The IQ test says very little about a person’s thought processes, says Van Aken. ‘Take, for instance, a person who impulsively starts on a task, discovers his method isn’t working, starts again, and finally completes the task faultlessly. In some cases, this person would score as poorly as someone who fails to complete the task because he wasted too much time at the beginning. The test rewards those who work fast.’

Which is not to say the IQ test is useless, she says. ‘The test doesn’t pretend to measure more than it measures; it’s not a test for everything. IQ is not the same thing as intelligence, but it’s still the best tool we have for measuring the complex construct that is intelligence. It remains an estimate, though, so we always have to look beyond IQ scores. But despite all these limitations, the IQ test is much better at assessing intelligence than we are.’

Social interaction

Assistant professor Leon de Bruin agrees with Van Aken’s conclusion. He’s an expert in Philosophy of Mind and Cognition, a discipline that attempts to understand the human mind. ‘People are afraid of artificial intelligence taking over,’ he explains. ‘This fear is based on our belief that intelligence is separate from everything else: from emotion, from our body, from our environment. I don’t think that’s correct.’

He uses the example of students he meets as a teacher. ‘I sometimes see students who are highly intelligent, but who can’t seem to apply their intelligence because of work pressure, depression, or social problems,’ he says. ‘Intelligence must be facilitated by environmental factors, which doesn’t always happen, for example because of social interaction problems. All this plays a role.’

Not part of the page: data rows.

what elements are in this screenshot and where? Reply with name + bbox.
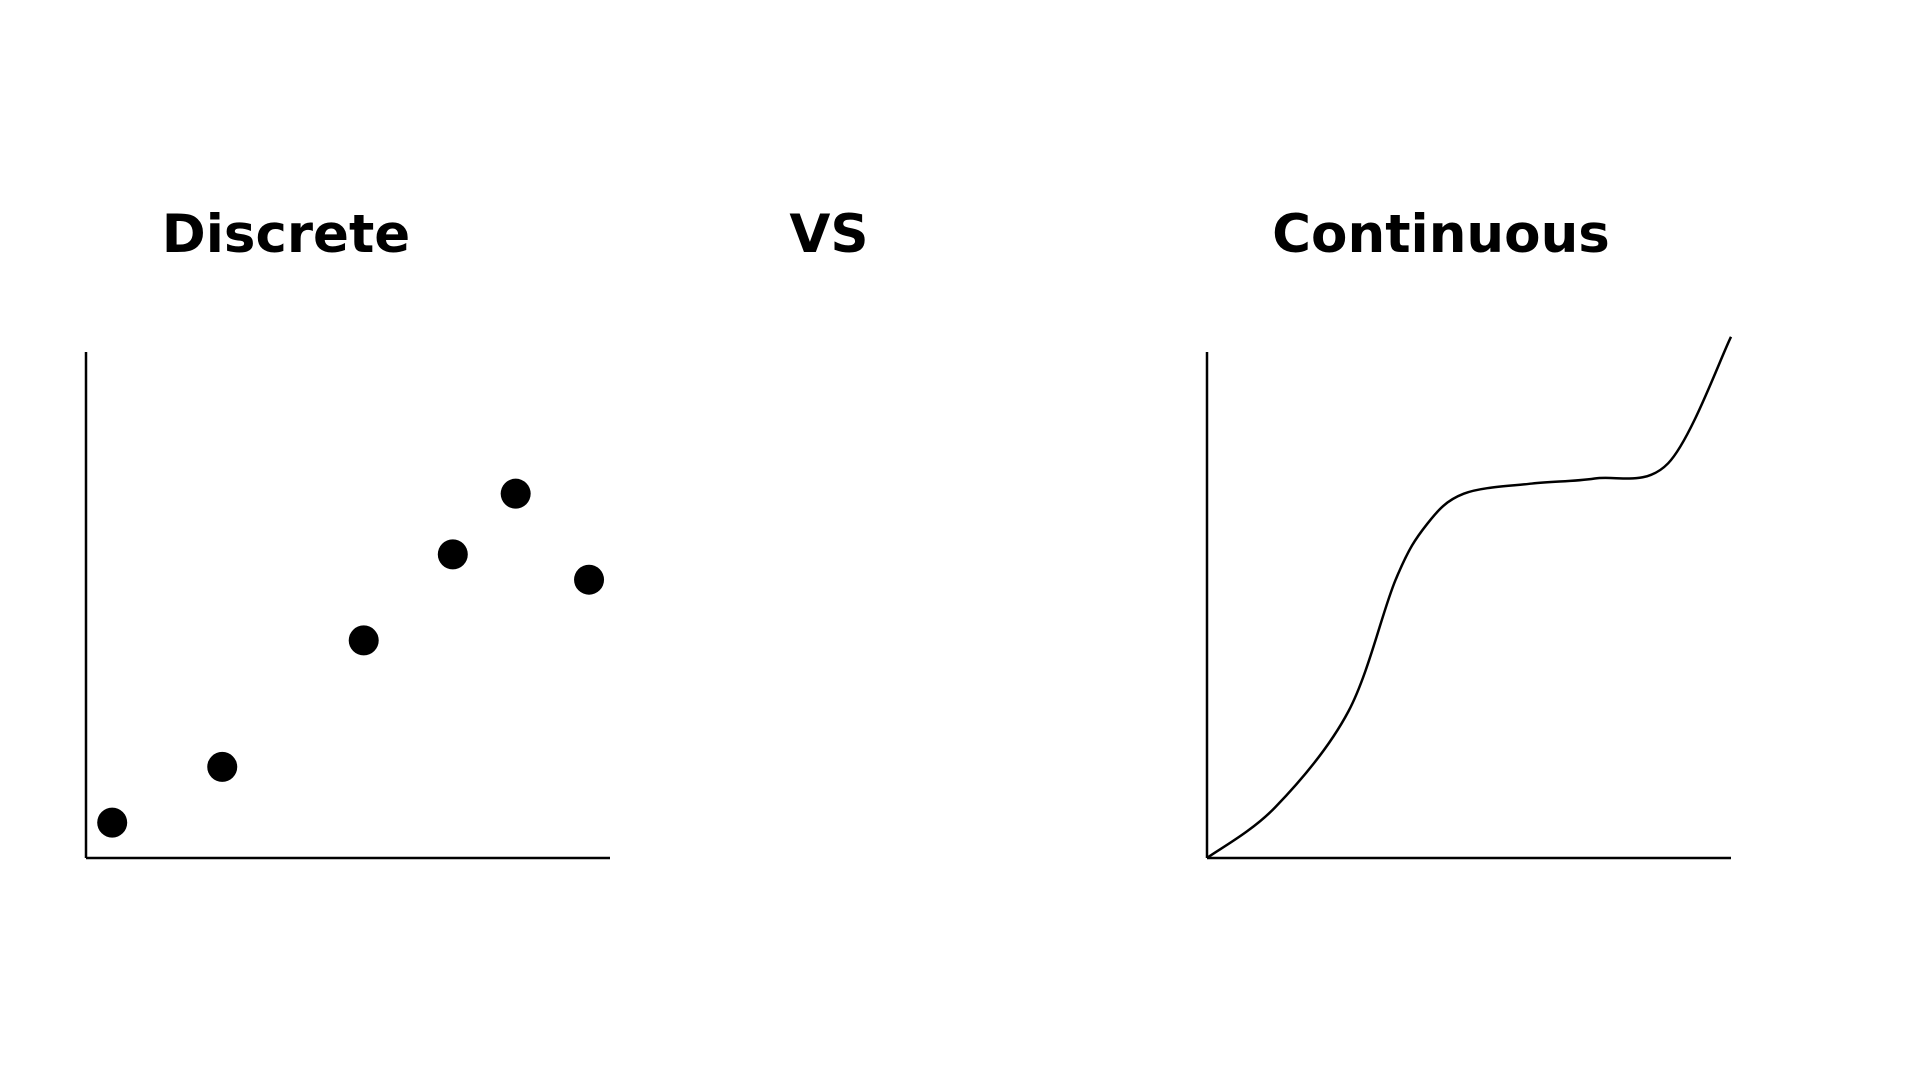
discrete-point-3 (348, 625, 379, 656)
vs-label: VS (789, 204, 869, 265)
continuous-line-chart (1205, 336, 1733, 860)
discrete-point-6 (574, 564, 605, 595)
discrete-scatter-chart (84, 352, 610, 860)
discrete-point-4 (437, 539, 468, 570)
discrete-point-5 (500, 478, 531, 509)
continuous-title: Continuous (1272, 204, 1610, 265)
discrete-point-1 (97, 807, 128, 838)
continuous-series-line (1206, 336, 1733, 860)
discrete-point-2 (207, 751, 238, 782)
discrete-title: Discrete (161, 204, 411, 265)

Philosophy shows that people’s ideas about intelligence have changed over the centuries, says De Bruin. ‘For example, look at Aristotle and his concept of phronesis, which refers to the ability to know what to do at any given moment, having the know-how to do the right thing in a situation, a kind of practical wisdom.’ These days we’d use the term ‘common sense’ to refer to this kind of practical intelligence. ‘But for Aristotle, phronesis also had a moral dimension, which isn’t part of our concept of common sense,’ says De Bruin.

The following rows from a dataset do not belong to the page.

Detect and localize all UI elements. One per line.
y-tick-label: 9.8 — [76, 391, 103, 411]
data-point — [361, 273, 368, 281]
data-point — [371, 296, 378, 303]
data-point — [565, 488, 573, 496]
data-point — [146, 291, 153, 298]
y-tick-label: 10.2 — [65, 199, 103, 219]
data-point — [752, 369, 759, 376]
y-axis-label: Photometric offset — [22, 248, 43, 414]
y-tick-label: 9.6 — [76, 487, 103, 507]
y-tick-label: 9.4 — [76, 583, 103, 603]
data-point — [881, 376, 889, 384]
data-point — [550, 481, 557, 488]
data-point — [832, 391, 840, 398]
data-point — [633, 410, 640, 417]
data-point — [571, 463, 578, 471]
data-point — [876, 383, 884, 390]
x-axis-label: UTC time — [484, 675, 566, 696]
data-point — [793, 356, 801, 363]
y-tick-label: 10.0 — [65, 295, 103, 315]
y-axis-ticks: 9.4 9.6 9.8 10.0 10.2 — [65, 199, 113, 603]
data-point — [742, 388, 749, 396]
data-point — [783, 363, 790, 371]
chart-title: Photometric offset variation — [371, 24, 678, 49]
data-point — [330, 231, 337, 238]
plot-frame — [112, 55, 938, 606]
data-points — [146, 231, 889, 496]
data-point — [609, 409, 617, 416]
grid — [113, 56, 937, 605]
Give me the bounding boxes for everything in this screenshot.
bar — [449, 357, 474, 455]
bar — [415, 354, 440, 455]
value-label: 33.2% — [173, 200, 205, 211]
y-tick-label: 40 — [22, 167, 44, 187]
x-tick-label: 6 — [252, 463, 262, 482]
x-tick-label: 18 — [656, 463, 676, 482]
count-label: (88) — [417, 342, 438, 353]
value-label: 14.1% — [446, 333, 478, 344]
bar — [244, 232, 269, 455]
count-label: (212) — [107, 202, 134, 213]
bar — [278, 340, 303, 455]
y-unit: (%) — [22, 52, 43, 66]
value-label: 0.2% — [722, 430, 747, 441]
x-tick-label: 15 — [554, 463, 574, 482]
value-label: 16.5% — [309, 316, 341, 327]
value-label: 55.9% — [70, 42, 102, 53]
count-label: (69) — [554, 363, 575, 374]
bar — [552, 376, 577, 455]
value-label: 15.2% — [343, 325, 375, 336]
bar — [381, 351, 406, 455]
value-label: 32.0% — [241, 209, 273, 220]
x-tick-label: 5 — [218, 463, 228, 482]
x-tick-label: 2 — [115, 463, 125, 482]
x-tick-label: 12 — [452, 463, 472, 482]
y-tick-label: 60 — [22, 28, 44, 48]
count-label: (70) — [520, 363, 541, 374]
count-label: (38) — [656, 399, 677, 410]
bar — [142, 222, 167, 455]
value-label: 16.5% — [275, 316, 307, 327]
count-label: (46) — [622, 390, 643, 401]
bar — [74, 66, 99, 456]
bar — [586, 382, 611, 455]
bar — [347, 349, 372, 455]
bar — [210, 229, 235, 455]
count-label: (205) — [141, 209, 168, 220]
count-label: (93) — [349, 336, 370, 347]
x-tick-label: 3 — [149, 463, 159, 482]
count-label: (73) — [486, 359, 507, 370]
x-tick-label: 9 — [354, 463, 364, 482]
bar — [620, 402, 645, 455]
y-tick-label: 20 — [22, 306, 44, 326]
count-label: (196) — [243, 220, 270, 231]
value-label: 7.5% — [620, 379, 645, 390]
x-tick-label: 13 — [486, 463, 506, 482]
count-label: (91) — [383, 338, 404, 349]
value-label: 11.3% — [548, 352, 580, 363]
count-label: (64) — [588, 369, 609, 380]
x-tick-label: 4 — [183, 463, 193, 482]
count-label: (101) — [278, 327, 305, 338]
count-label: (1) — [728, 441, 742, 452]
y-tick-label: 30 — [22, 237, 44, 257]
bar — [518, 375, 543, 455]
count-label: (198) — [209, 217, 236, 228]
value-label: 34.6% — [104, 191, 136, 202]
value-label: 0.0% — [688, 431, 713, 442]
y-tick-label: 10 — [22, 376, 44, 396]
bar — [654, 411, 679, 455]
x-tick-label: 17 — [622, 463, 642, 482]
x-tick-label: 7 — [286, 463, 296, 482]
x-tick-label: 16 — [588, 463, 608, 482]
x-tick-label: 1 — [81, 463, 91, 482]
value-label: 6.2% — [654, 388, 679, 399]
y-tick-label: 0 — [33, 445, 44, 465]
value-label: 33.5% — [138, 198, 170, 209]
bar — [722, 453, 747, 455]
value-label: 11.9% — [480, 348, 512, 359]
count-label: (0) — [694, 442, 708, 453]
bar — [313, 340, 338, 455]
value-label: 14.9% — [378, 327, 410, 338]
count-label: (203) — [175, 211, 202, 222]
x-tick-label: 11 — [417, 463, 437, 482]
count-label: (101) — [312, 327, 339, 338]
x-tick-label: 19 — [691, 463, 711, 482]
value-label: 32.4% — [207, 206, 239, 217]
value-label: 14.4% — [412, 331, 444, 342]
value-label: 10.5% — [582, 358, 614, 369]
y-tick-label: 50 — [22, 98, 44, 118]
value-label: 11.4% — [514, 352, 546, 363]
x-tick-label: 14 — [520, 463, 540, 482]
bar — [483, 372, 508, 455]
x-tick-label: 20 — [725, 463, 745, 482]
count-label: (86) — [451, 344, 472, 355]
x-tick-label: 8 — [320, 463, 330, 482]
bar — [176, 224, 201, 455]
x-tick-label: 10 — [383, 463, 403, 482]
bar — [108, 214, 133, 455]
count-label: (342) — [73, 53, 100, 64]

With regard to common sense, Van Aken says: ‘It’s certainly important to be able to adapt to your environment. Navigating situations smoothly, dealing with complex situations, taking responsibility for your problems and solving them, these are all forms of intelligence. It’s just difficult to talk about intelligence or cleverness in other ways, because we have no better measuring tool than the IQ test.’ And that test doesn’t measure things like phronesis or common sense.

‘How we look at intelligence is also linked to what we think of as normal or abnormal,’ says De Bruin. ‘Our society requires very different things from us than it did sixty years ago or so. People now have to be good at many more things.’ He mentions the example of social interaction. ‘Many people find social interaction difficult, which can result in them appearing less intelligent.’ Finding ways to deal with this is also a form of intelligence, he says. ‘To understand how intelligent a person is takes more than a test you can complete at a desk.’